Adana 2. Sulh Ceza Mahkemesi çıkarılan Yıldırım, savunmasında olay sırasında kendisinin darp edildiğini ve tartıştığı kişinin kaymakam olduğunu bilmediğini söyleyerek, "Darp öncesinde silahını çekti, mermiyi silahının ağzına verdi. Silahı kardeşimin karnına doğrulttu. Daha sonra ben ne yapıyorsun diye sorduğumda silahı havaya kaldırdı. Ben kaymakamım dedi. O olay yaşandıktan sonra ben kendim 155'i aradım. Polisler geldi" dedi.

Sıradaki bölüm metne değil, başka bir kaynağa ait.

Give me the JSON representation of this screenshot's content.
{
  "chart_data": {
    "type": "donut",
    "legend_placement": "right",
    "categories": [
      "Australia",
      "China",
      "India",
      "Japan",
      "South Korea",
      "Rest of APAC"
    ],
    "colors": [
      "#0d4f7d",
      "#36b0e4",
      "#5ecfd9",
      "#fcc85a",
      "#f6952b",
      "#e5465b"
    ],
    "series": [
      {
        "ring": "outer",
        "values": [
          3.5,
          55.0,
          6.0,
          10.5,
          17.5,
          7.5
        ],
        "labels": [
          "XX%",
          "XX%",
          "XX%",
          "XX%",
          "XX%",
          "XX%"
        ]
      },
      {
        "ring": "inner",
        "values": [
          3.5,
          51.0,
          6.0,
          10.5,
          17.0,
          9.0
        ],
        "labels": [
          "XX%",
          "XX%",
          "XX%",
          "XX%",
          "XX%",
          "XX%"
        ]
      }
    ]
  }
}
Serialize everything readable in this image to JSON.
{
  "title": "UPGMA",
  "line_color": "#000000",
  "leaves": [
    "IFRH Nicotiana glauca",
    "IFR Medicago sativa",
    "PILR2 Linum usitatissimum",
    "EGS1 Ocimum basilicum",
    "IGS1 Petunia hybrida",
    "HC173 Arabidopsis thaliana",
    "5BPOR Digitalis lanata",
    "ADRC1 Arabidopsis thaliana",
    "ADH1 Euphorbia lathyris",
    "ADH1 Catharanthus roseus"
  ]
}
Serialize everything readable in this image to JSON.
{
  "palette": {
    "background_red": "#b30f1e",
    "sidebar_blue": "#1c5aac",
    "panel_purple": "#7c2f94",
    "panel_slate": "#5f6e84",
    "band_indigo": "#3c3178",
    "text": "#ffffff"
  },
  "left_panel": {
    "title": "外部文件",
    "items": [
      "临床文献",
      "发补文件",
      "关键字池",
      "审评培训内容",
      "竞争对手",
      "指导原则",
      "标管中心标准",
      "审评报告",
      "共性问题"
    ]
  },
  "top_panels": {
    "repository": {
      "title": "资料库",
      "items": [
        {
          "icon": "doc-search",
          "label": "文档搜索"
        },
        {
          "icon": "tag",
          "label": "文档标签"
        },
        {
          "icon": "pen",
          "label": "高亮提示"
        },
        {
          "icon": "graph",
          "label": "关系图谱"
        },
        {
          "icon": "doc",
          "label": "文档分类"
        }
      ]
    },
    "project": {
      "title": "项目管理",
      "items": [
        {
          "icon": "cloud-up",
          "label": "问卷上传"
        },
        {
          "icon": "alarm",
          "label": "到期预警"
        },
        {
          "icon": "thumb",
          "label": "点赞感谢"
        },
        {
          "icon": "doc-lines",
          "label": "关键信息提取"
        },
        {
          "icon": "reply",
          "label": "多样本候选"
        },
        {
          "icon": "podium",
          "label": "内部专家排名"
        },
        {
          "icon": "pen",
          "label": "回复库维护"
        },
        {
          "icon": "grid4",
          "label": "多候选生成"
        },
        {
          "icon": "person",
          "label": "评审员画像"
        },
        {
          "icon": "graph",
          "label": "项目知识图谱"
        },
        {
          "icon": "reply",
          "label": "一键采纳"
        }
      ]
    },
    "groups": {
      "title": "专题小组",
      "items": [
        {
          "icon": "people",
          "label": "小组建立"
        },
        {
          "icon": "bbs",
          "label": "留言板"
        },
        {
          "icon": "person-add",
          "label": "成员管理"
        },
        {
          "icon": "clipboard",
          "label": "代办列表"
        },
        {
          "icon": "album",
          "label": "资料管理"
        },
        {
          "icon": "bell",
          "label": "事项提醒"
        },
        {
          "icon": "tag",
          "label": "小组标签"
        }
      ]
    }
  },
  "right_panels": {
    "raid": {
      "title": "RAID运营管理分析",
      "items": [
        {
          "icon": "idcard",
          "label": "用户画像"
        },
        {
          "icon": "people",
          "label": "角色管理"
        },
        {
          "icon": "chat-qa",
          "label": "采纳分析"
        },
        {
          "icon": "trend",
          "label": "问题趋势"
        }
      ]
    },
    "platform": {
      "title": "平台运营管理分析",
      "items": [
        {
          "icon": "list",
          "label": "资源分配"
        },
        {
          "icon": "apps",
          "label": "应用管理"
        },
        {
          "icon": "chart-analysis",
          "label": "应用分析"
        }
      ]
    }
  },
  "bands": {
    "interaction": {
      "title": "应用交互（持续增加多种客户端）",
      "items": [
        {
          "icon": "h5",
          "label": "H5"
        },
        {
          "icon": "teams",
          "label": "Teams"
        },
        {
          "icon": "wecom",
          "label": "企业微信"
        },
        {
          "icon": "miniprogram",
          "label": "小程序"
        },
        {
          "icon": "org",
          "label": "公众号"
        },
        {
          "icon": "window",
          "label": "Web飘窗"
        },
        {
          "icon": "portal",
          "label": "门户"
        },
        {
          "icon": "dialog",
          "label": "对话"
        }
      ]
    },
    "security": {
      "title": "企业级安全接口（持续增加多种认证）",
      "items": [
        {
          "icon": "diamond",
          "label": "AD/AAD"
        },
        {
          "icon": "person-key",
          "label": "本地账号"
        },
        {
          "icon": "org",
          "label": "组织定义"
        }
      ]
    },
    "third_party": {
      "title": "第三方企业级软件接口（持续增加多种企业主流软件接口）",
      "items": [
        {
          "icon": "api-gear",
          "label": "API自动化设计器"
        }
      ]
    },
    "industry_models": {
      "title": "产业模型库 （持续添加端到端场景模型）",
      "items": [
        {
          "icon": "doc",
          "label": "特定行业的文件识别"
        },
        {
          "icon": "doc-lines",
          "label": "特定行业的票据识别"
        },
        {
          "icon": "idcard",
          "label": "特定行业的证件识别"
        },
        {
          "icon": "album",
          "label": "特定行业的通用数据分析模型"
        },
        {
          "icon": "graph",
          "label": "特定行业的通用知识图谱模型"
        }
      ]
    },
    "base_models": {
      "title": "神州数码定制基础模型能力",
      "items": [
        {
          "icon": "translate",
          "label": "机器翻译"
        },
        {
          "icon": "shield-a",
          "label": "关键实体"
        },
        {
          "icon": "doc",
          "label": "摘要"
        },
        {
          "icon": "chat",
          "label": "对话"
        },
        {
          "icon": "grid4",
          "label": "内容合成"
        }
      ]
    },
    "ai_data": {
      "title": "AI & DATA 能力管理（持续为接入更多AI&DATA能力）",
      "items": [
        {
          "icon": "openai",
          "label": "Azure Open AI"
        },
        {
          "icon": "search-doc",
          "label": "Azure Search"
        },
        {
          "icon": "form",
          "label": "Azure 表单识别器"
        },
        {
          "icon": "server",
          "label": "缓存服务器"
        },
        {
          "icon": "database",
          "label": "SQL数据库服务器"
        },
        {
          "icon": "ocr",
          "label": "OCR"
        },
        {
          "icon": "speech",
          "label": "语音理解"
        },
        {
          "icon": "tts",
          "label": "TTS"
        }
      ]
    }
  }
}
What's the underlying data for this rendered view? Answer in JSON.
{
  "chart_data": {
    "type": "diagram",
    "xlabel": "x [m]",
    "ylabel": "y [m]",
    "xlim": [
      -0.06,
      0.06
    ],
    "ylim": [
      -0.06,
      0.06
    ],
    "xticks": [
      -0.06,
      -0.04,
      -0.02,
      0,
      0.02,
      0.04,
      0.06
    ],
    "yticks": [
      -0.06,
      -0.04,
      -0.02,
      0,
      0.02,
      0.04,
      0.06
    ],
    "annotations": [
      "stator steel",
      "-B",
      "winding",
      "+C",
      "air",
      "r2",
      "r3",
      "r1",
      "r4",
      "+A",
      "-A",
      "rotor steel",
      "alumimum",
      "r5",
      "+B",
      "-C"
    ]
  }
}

Mahkeme "Görevi yaptırmamak için direnme" suçundan Yıldırım hakkında tutuklama kararı verirken, Yıldırım'ın "Aramızda itiş kakış oldu" ifadesini ise tevili ikrar olarak değerlendirdi. Mahkeme kararında Yıldırım'ın koronavirüs salgını sırasında yardımları engellemeye çalıştığını ileri sürerek, "Şüphelinin Yüreğir Kaymakamı ve Kaymakam korumasının üzerine yürüdüğüne dair tanık beyanı dikkate alındığında şüpheli hakkında kuvvetli suç şüphesini varlığını gösteren somut delillerin bulunması…" ifadelerine yer verdi ve adli kontrol hükümlerinin yetersiz kalacağına hükmetti.

TIKLAYIN - Erdoğan: PKK’nın uzun namlulu silahlarla gerçekleştirdiği saldırıyı, CHP’liler hakaret ve yumrukla yaptı

TIKLAYIN - Erdoğan'ın hedef gösterdiği CHP Gençlik Kolları Başkanı Eren Yıldırım tutuklandı

"Deva ya da Gelecek Partisi için kumpas kurulursa biz kurulan kumpası bozacağız"

Bütün siyasi partilerin TBMM'de temsil edilmesini istediklerini dile getiren Kılıçdaroğlu, yüzde 1 oy alan parti genel başkanının bile TBMM'de olması gerektiğine vurgu yaptı. Kemal Kılıçdaroğlu, bunun için gerekirse TBMM'de "Türkiye milletvekilliği" diye ayrı bir bölüm açılabileceğini, yüzde 1 oy alana 1, yüzde 2 oy alana 2 milletvekili verilebileceği önerisinde bulundu.

CHP Genel Başkanı Kemal Kılıçdaroğlu, şöyle devam etti: 

"Erdoğan darbe hukukunun arkasına sığındığı için ve darbecilerin getirdiği yasaları ek yasalarla tahkim ettiği için yeni bir siyasi partinin Parlamento'ya gelmesini istemiyor. İYİ Parti için de kumpas kurdular, seçimlere girmemesi için altyapı oluşturdular ama biz onu kırdık. Şimdi büyük bir ihtimalle Deva ya da Gelecek Partisi için böyle bir kumpas kurulursa biz demokrasiye kurulan kumpası bozmakla görevliyiz. Bunu vicdani, ahlaki ve bir demokrasi görevi olarak kabul ediyoruz. O partilerin tamamı bizim rakibimiz ama demokrasilerde rekabet ahlaki kurallar içinde, eşit kurallar olmalı. Bir iktidar partisi, muhalefet partilerine, seçime girecek bir partiye kumpas kurup, 'Onu acaba demokrasinin, siyasetin dışına nasıl atabilirim.' arayışına giriyorsa korkudan giriyordur. Biz 'Milletvekili vereceğiz, şunu yapacağız, bunu yapacağız' diye bir taahhütte bulunmadık. Böyle bir şey doğru da değil zaten. Ben Gelecek Partisinin Genel Başkanıyla da Deva Partisinin Genel Başkanıyla da bu konuları hiç konuşmadım. Sadece sorular üzerine yanıt verdim. Eğer demokrasiye karşı böyle bir kumpas kurulursa bu kumpası çözmek bizim görevimizdir. Bu aynı şekilde İYİ Parti'nin de Saadet Partisinin de Demokrat Partinin de görevidir. Eğer bir siyasal parti halkın oyuna başvurmak istiyorsa en büyük hakem halksa seçmense bırakın seçmen kimi tercih ediyorsa etsin. Bundan niye korkuyorsunuz? Çünkü iktidardan gideceklerini biliyorlar. Millet İttifakı olarak bunları göndereceğiz."